While CEO Tim Cook’s in mea culpa mode, do you think he can spare one more for his shareholders?

Apple Inc.

I get the importance of Cook himself addressing concerns about Apple Inc. (NASDAQ:AAPL)’s warranty and return policies in China. This is Apple’s second-largest market. It’s too important to ignore, especially at a time when cheaper Android smartphones and tablets are starting to gain favor.

However, if Cook is vowing that Apple Inc. (NASDAQ:AAPL) will improve its customer service in China, shouldn’t he also be addressing the many negative developments that have stung Apple as an investment?

1). Apple Inc. (NASDAQ:AAPL) reports its fiscal second quarter results in three weeks. Each of the nearly four dozen analysts modeling the tech giant’s financials see a drop in profitability. This would be Apple’s first year-over-year decline in earnings per share since 2003.

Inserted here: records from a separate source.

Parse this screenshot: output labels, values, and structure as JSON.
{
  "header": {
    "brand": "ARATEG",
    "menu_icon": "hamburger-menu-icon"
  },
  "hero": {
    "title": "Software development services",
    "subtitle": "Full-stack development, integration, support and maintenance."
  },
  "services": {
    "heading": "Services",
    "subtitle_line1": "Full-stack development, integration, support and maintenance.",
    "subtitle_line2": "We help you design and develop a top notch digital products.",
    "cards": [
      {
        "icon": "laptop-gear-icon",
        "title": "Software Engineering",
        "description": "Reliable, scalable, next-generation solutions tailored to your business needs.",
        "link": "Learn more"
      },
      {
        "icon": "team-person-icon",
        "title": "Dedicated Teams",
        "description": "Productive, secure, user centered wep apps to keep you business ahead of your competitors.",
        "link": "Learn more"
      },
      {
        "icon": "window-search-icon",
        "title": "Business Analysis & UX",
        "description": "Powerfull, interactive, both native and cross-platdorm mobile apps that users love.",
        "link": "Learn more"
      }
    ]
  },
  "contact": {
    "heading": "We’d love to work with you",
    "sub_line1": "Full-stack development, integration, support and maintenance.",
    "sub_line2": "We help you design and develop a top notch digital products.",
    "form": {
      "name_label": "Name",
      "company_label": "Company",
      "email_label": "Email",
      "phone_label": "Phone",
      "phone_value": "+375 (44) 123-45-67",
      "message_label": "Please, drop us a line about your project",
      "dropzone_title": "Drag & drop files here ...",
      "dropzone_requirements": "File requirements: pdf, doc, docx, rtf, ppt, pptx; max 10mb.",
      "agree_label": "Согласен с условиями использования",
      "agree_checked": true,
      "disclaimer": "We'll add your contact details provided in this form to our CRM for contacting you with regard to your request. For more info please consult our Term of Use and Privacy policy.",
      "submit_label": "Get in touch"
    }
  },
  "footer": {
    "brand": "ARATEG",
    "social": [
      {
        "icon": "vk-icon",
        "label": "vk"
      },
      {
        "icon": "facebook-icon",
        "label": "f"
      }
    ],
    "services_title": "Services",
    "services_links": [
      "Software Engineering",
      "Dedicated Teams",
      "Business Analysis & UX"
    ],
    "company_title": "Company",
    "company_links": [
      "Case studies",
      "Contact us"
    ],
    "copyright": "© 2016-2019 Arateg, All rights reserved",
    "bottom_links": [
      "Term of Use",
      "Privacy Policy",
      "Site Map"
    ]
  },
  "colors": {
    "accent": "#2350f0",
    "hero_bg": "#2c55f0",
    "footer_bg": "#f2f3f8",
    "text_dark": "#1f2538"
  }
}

2). Wall Street has been whittling down Apple Inc. (NASDAQ:AAPL)’s profit targets for months, but an unwelcome milestone was crossed late last week when the consensus estimate for all of fiscal 2013 fell below the $44.15 a share it rang up in fiscal 2012. You have to go back more than a decade to find the last time that Apple’s earnings per share slipped over the course of an entire fiscal year.

3). Apple’s stock has fallen in back-to-back quarters. You have to go back to the tail end of 2008 to find the last time that that happened, and we were in a global economic funk at the time. If Apple closes lower this quarter — and it’s already off to a bad start with yesterday’s 3% decline — it would be the first time that investors have seen that since early 2003.

4). Shares of Apple are still trading higher during the Cook era at Apple, but it’s fallen short on the bottom line in half of those six reports, including two of the past three. The same consumer tech bellwether rarely disappointed during Steve Jobs’ tenure.

It’s too late to apologize
Some will argue that none of this is Apple’s fault. Apple doesn’t need to apologize, apologists will suggest. It’s not Apple’s fault that analysts aren’t sticking closer to the company’s guidance. Apple doesn’t control the market’s whims. Even Apple’s fiscal shortcomings are more about what Google Inc (NASDAQ:GOOG) has done right with Android than anything that Apple has necessarily done wrong with iOS. It’s no accident Google’s share price has crossed over $800.

The game has changed, and there was little that Apple could’ve done to avoid its fate in having to sacrifice near-term margins for the sake of market share.

However, Cook’s apology in China was about a failure to communicate the company’s warranty practices in a market that accounts for 15% of Apple’s sales. Hasn’t Apple done a lousy job of communicating here, too?